I feel like for someone who is a devoted gay rights advocate who must be aware of the damage that being ostracized has done to gay kids, it should occur to her that ostracizing some other kid for being strange might have had some effect.
 
@joeylittle: "And thanks for this - we get our fair share of trolling-type posts, and it’s good to know that’s not what you are here to do"

George Haidt, a respected academic in the field of moral psychology, asked a conference of around 1000 people in his field about their political inclinations and only 3 people raised their hands to conservative, that's .3%. Haidt recommends a policy of affirmative action to bring more conservatives in. Nobody really disputes that there is a problem, but there are all sorts of arguments about what causes this problem and Haidts recommendation of affirmation action for conservatives is definitely on the extreme end, but it seems like it's sort of understood why he is making this argument.

I think something like George Haidt coming on ptsd board and saying there needs to be affirmative action in psychology to bring in ostracized conservatives might sound like trolling, but it wouldn't be.

I feel like there actually is a problem. Like Parkland shooter's brother, who is black, says him and his friends bullied the shooter and he feels like he could have prevented shooting by not bullying shooter. The shooters ex-girlfriends new boyfriend who defeated shooter in a fight is black. And neither of these kids actually believe shooter was really racist. The cool gay kids apparently ostracized the shooter from the words of Emma Gonzalez. So what is shooter going to do if he sees a psychologist other than complain about cool minorities bullying and ostracizing him? And how is this going to play to people who are supposed to be listening to him and assisting him?

There is no doubt that shooters tend towards being young heterosexual white men from Christian backgrounds.
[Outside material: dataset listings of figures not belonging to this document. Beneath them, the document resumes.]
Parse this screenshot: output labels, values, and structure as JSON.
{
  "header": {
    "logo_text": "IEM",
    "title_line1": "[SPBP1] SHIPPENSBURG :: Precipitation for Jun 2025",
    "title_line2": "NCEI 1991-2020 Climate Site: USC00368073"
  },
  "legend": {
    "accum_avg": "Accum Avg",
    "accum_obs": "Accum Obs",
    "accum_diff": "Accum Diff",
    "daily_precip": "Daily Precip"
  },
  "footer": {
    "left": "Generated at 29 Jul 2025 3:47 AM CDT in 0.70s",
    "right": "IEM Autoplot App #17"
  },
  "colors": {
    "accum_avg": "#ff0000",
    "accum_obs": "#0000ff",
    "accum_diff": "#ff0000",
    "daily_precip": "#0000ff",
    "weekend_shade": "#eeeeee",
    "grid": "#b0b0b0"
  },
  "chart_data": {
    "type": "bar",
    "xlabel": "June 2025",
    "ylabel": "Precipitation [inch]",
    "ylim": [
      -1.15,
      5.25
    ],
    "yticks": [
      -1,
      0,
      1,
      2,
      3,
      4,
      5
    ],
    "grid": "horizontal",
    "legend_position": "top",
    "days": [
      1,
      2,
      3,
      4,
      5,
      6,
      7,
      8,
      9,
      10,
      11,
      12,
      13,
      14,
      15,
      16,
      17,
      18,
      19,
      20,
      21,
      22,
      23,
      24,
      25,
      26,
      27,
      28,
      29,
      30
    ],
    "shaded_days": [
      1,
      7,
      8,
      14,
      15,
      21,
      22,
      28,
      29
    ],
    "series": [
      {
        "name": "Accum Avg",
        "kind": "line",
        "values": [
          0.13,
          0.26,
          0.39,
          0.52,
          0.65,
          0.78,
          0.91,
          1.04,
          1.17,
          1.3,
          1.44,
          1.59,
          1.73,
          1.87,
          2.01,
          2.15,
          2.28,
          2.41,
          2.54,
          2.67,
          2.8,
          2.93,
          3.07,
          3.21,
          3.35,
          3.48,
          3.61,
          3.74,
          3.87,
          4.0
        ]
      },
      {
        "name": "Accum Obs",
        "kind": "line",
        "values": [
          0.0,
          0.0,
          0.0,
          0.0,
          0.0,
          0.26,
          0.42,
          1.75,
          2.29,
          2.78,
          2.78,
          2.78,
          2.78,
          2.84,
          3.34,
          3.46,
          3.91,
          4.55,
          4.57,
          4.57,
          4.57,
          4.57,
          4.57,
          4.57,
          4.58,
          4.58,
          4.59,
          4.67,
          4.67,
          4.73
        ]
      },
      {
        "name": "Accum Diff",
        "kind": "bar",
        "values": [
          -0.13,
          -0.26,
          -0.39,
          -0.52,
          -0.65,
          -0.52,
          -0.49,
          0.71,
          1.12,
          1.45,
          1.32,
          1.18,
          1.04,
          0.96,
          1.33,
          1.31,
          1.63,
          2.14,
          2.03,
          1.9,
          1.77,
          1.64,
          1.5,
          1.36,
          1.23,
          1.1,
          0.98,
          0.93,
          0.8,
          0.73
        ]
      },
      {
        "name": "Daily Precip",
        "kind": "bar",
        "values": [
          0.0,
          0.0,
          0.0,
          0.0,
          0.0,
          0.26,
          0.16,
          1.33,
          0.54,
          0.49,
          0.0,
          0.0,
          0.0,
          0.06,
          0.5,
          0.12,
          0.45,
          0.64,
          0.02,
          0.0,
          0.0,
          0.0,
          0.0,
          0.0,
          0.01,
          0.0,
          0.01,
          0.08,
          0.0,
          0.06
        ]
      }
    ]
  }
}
Like I feel pretty confident that if shooter had been gay he could have joined Emma Gonzalez's gay straight alliance and found a community of support for being bullied and ostracized kid who had at a young age witnessed his parents death and maybe he sees a psychologist or goes on social media or even on ptsd board and complains about his heterosexual brother bullying him and maybe there is support, but what about if he complains about his black brother bullying him?

The thing about Trump is that his strongest supporters are white working class men who feel like they are being ostracized and pushed out and blamed for everything. Trump can almost do whatever and a certain group that feels like they are being treated unfairly will support him almost no matter what he does, because they feel that everyone else is against them.

Like I feel that viewing things from a 1950s perspective where blacks, gays, hispanics are treated unfairly and they are all banning together against "the man" makes sense, but things are becoming quite a bit more complicated now and a major shift has occurred which is completely central to both "US politics" and how ptsd and other mental issues are viewed and reacted to.